Norveç Güncesi 4 | Kökler, Kansız Kökler


Düne kayakla atlamaya dair bir müzeyi ziyaret ederek başladık. Polonya bağımsız medyasından iki kişi ve ben, rezervasyon iptalleri nedeniyle sadece bize tahsis edilmiş gibi görünen yayla gibi bir minibüsle (taht-ı revan misali) aslen bir maden müzesi olan, lakin kasabanın kayakla atlama takımının elde ettiği inanılmaz başarılar sayesinde bir bölümü Kongsberg Kayakla Atlama Müzesi’ne çevrilmiş bulunan mekana doğru yollandık.

Rehberimiz Erik, adı gibi kütür kütür bir adamdı. Öyle bir anlattı ki Kongsberg’in talihini değiştiren Ruud kardeşleri, kalem ya da kağıda ihtiyacımızı yok etti ve aklımıza kazıdı tüm bilgileri. O eşsiz dönemi; Norveç kayakla atlama tarihini aşıp, dünya çapında yıldız olan sporcuların yetiştiği Kongsberg takımını çok detaylı bir şekilde bizimle paylaştı. Bazı anekdotlardan bahsetmem gerekiyor, vakit geniş olunca detayına da girmek borcum olsun.

Öncelikle Birger Ruud… İnanılmaz bir sporcu. Kayakla atlama için doğru düzgün rampa bile olmayan dönemlerde (30’lu yıllar) gittiği her şehirde, bulduğu her tepeyi kardeşleri ile birlikte atlama rampasına çeviren, yazları dağ evlerinin bahçesine tramplen ve havuz inşa edip orada “hava direncini daha verimli kullanabilme” atlayışları çalışan, Norveç Kayak Federasyonu 100 metre sınırı aşıldığı zaman sporcularına “80 metreyi aşan atlayışlar yapmanız yasak, ona göre” diyince rest çekip şampiyonalara sadece gösteri atlayışları yapmaya giden ve utanmadan altın madalya mücadelesi tamamlandıktan sonra birinciliğin keyfini çıkartmaya çalışan adamdan en az beş metre öteye uçabilen bir çılgın.

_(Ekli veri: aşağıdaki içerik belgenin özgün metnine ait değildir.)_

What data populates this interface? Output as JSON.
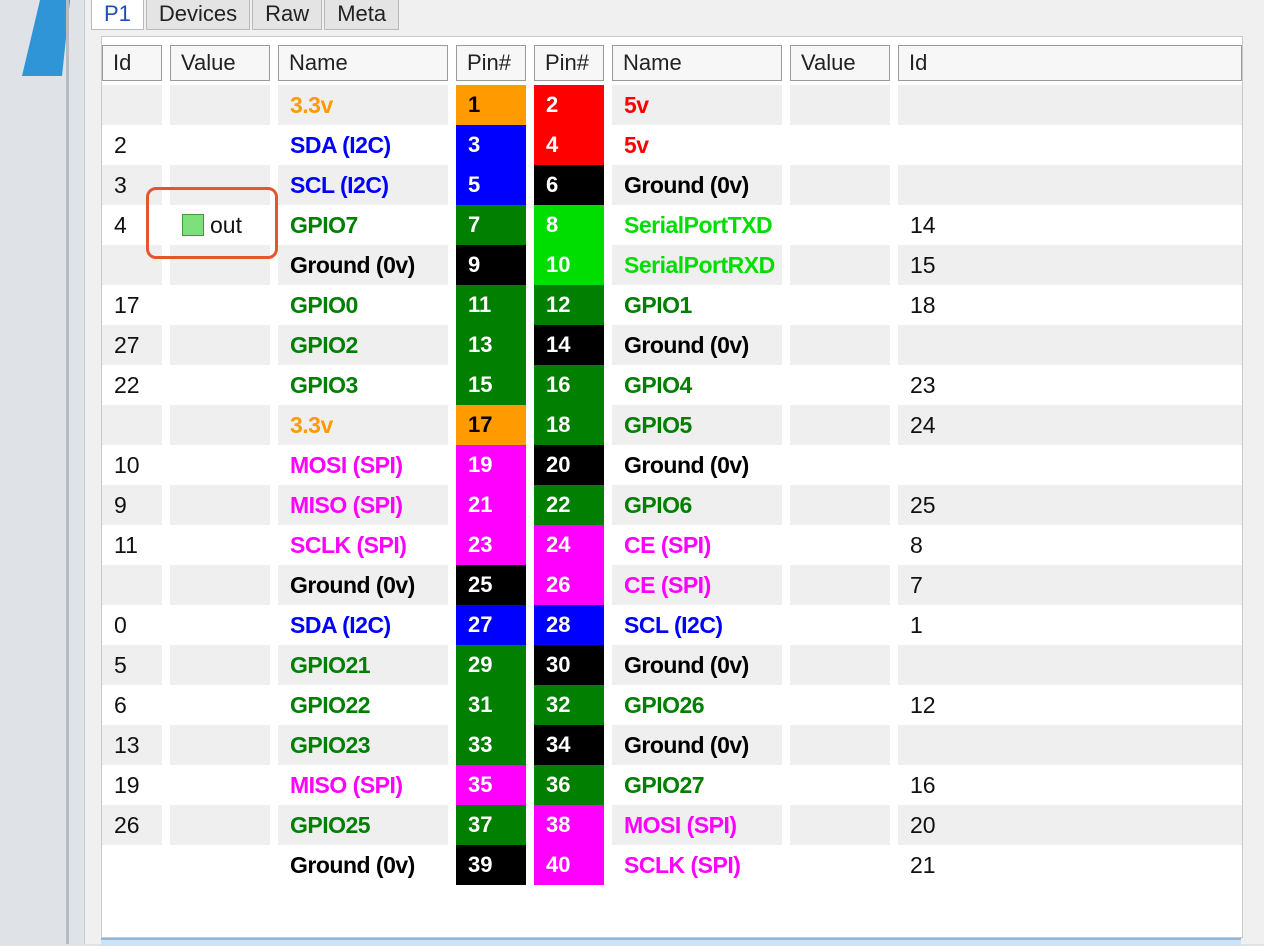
{
  "tabs": [
    {
      "label": "P1",
      "active": true
    },
    {
      "label": "Devices",
      "active": false
    },
    {
      "label": "Raw",
      "active": false
    },
    {
      "label": "Meta",
      "active": false
    }
  ],
  "headers": {
    "left_id": "Id",
    "left_value": "Value",
    "left_name": "Name",
    "left_pin": "Pin#",
    "right_pin": "Pin#",
    "right_name": "Name",
    "right_value": "Value",
    "right_id": "Id"
  },
  "colors": {
    "orange": "#ff9a00",
    "red": "#ff0000",
    "blue": "#0000ff",
    "black": "#000000",
    "green": "#007f00",
    "lime": "#00dd00",
    "magenta": "#ff00ff",
    "highlight": "#e4572e"
  },
  "rows": [
    {
      "left_id": "",
      "left_value": "",
      "left_name": "3.3v",
      "left_color": "orange",
      "left_pin": "1",
      "right_pin": "2",
      "right_name": "5v",
      "right_color": "red",
      "right_value": "",
      "right_id": ""
    },
    {
      "left_id": "2",
      "left_value": "",
      "left_name": "SDA (I2C)",
      "left_color": "blue",
      "left_pin": "3",
      "right_pin": "4",
      "right_name": "5v",
      "right_color": "red",
      "right_value": "",
      "right_id": ""
    },
    {
      "left_id": "3",
      "left_value": "",
      "left_name": "SCL (I2C)",
      "left_color": "blue",
      "left_pin": "5",
      "right_pin": "6",
      "right_name": "Ground (0v)",
      "right_color": "black",
      "right_value": "",
      "right_id": ""
    },
    {
      "left_id": "4",
      "left_value": "out",
      "left_name": "GPIO7",
      "left_color": "green",
      "left_pin": "7",
      "right_pin": "8",
      "right_name": "SerialPortTXD",
      "right_color": "lime",
      "right_value": "",
      "right_id": "14"
    },
    {
      "left_id": "",
      "left_value": "",
      "left_name": "Ground (0v)",
      "left_color": "black",
      "left_pin": "9",
      "right_pin": "10",
      "right_name": "SerialPortRXD",
      "right_color": "lime",
      "right_value": "",
      "right_id": "15"
    },
    {
      "left_id": "17",
      "left_value": "",
      "left_name": "GPIO0",
      "left_color": "green",
      "left_pin": "11",
      "right_pin": "12",
      "right_name": "GPIO1",
      "right_color": "green",
      "right_value": "",
      "right_id": "18"
    },
    {
      "left_id": "27",
      "left_value": "",
      "left_name": "GPIO2",
      "left_color": "green",
      "left_pin": "13",
      "right_pin": "14",
      "right_name": "Ground (0v)",
      "right_color": "black",
      "right_value": "",
      "right_id": ""
    },
    {
      "left_id": "22",
      "left_value": "",
      "left_name": "GPIO3",
      "left_color": "green",
      "left_pin": "15",
      "right_pin": "16",
      "right_name": "GPIO4",
      "right_color": "green",
      "right_value": "",
      "right_id": "23"
    },
    {
      "left_id": "",
      "left_value": "",
      "left_name": "3.3v",
      "left_color": "orange",
      "left_pin": "17",
      "right_pin": "18",
      "right_name": "GPIO5",
      "right_color": "green",
      "right_value": "",
      "right_id": "24"
    },
    {
      "left_id": "10",
      "left_value": "",
      "left_name": "MOSI (SPI)",
      "left_color": "magenta",
      "left_pin": "19",
      "right_pin": "20",
      "right_name": "Ground (0v)",
      "right_color": "black",
      "right_value": "",
      "right_id": ""
    },
    {
      "left_id": "9",
      "left_value": "",
      "left_name": "MISO (SPI)",
      "left_color": "magenta",
      "left_pin": "21",
      "right_pin": "22",
      "right_name": "GPIO6",
      "right_color": "green",
      "right_value": "",
      "right_id": "25"
    },
    {
      "left_id": "11",
      "left_value": "",
      "left_name": "SCLK (SPI)",
      "left_color": "magenta",
      "left_pin": "23",
      "right_pin": "24",
      "right_name": "CE (SPI)",
      "right_color": "magenta",
      "right_value": "",
      "right_id": "8"
    },
    {
      "left_id": "",
      "left_value": "",
      "left_name": "Ground (0v)",
      "left_color": "black",
      "left_pin": "25",
      "right_pin": "26",
      "right_name": "CE (SPI)",
      "right_color": "magenta",
      "right_value": "",
      "right_id": "7"
    },
    {
      "left_id": "0",
      "left_value": "",
      "left_name": "SDA (I2C)",
      "left_color": "blue",
      "left_pin": "27",
      "right_pin": "28",
      "right_name": "SCL (I2C)",
      "right_color": "blue",
      "right_value": "",
      "right_id": "1"
    },
    {
      "left_id": "5",
      "left_value": "",
      "left_name": "GPIO21",
      "left_color": "green",
      "left_pin": "29",
      "right_pin": "30",
      "right_name": "Ground (0v)",
      "right_color": "black",
      "right_value": "",
      "right_id": ""
    },
    {
      "left_id": "6",
      "left_value": "",
      "left_name": "GPIO22",
      "left_color": "green",
      "left_pin": "31",
      "right_pin": "32",
      "right_name": "GPIO26",
      "right_color": "green",
      "right_value": "",
      "right_id": "12"
    },
    {
      "left_id": "13",
      "left_value": "",
      "left_name": "GPIO23",
      "left_color": "green",
      "left_pin": "33",
      "right_pin": "34",
      "right_name": "Ground (0v)",
      "right_color": "black",
      "right_value": "",
      "right_id": ""
    },
    {
      "left_id": "19",
      "left_value": "",
      "left_name": "MISO (SPI)",
      "left_color": "magenta",
      "left_pin": "35",
      "right_pin": "36",
      "right_name": "GPIO27",
      "right_color": "green",
      "right_value": "",
      "right_id": "16"
    },
    {
      "left_id": "26",
      "left_value": "",
      "left_name": "GPIO25",
      "left_color": "green",
      "left_pin": "37",
      "right_pin": "38",
      "right_name": "MOSI (SPI)",
      "right_color": "magenta",
      "right_value": "",
      "right_id": "20"
    },
    {
      "left_id": "",
      "left_value": "",
      "left_name": "Ground (0v)",
      "left_color": "black",
      "left_pin": "39",
      "right_pin": "40",
      "right_name": "SCLK (SPI)",
      "right_color": "magenta",
      "right_value": "",
      "right_id": "21"
    }
  ]
}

Sporcu yönünü geçtim, Kongsberg Takımının sembolü olan K harfinin ne manaya geldiğini soran Nazi subayına “Anlamı mı? Ne olacak, komünist!” yanıtını verebilecek kor gibi bir yüreğe de sahip. Bunun bedeli olarak bir süre toplama kamplarında dinlendirilse de oradan kurtulur kurtulmaz Norveç Direniş Kuvvetleri’nde aktif bir şekilde yerini alan Ruud, savaş sonrası 1948 St. Moritz Olimpiyatları’na Norveç Milli Takımı koçu olacak gidecekken son bir kez yarışma kararı alıyor, ve bilin bakalım bu sefer neler oluyor... 36 yaşındaki ve yıllardır spordan uzak kalan bu ufak tefek adam, gümüş madalyayı bir şekilde kazanmasını biliyor! Altını da koçluğunu yaptığı başka bir Kongsbergli Petter Hugsted’e kazandırıyor!! Kayakla atlamanın haricinde alp disiplininde de boy gösteren Ruud, slalomu görece zayıf olduğu için bu branşta sadece bir Dünya Şampiyonası’nda bir tanecik bronz madalya kazanabiliyor?!? (Alp disiplininde madalya kazanmış bir kayakla atlamacı, var mı ötesi yahu?)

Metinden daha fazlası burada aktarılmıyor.